This Regulation seeks to promote the production of medicinal products for paediatric use by increasing research, development and authorisation for this type of medicinal product. The lack of medicinal products specifically designed and developed for treating children* is a Europe-wide problem. Indeed, more than 50% of medicines currently prescribed for children have not been studied and authorised for use in children.

ACT

Regulation (EC) No 1901/2006 of the European Parliament and of the Council of 12 December 2006 on products for paediatric use and amending Regulation (EEC) No 1768/92, Directives 2001/20/EC and 2001/83/EC, and Regulation (EC) No 726/2004 . [See amending acts].

SUMMARY

This European Union (EU) Regulation aims to improve the health and quality of life of children in Europe by ensuring that new medicines for children and medicines already on the market are fully adapted to their specific needs. In order to fill the gaps in research on this type of medicinal product, the Regulation lays down new obligations for the pharmaceutical industry accompanied by rewards and incentives. The Regulation therefore also contributes to the competitiveness of the European pharmaceutical industry.
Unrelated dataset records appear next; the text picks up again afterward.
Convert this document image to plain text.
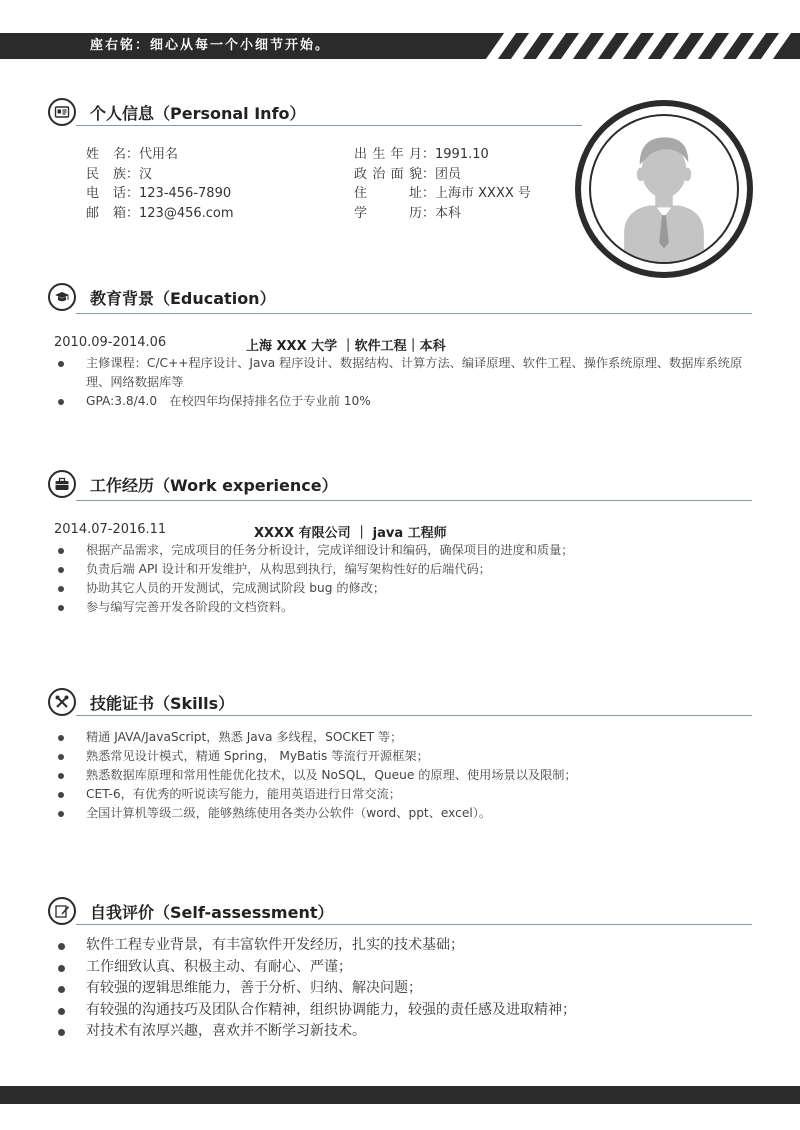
座右铭：细心从每一个小细节开始。
个人信息（Personal Info）
姓名：代用名	出生年月：1991.10
民族：汉	政治面貌：团员
电话：123-456-7890	住址：上海市 XXXX 号
邮箱：123@456.com	学历：本科
教育背景（Education）
2010.09-2014.06	上海 XXX 大学 ｜软件工程｜本科
主修课程：C/C++程序设计、Java 程序设计、数据结构、计算方法、编译原理、软件工程、操作系统原理、数据库系统原理、网络数据库等
GPA:3.8/4.0　在校四年均保持排名位于专业前 10%
工作经历（Work experience）
2014.07-2016.11	XXXX 有限公司 ｜ java 工程师
根据产品需求，完成项目的任务分析设计，完成详细设计和编码，确保项目的进度和质量；
负责后端 API 设计和开发维护，从构思到执行，编写架构性好的后端代码；
协助其它人员的开发测试，完成测试阶段 bug 的修改；
参与编写完善开发各阶段的文档资料。
技能证书（Skills）
精通 JAVA/JavaScript，熟悉 Java 多线程，SOCKET 等；
熟悉常见设计模式，精通 Spring， MyBatis 等流行开源框架；
熟悉数据库原理和常用性能优化技术，以及 NoSQL，Queue 的原理、使用场景以及限制；
CET-6，有优秀的听说读写能力，能用英语进行日常交流；
全国计算机等级二级，能够熟练使用各类办公软件（word、ppt、excel）。
自我评价（Self-assessment）
软件工程专业背景，有丰富软件开发经历，扎实的技术基础；
工作细致认真、积极主动、有耐心、严谨；
有较强的逻辑思维能力，善于分析、归纳、解决问题；
有较强的沟通技巧及团队合作精神，组织协调能力，较强的责任感及进取精神；
对技术有浓厚兴趣，喜欢并不断学习新技术。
The aims to be achieved are as follows:

  • to stimulate the development of medicines for use in children;
  • to ensure that medicines used to treat children are subject to high-quality, ethical research;
  • to ensure that these medicines are appropriately authorised for use in children;
  • to improve the information available on the use of medicines in children;
  • to achieve these objectives without subjecting the paediatric population to unnecessary clinical trials and without delaying the authorisation of medicines for other categories of patient.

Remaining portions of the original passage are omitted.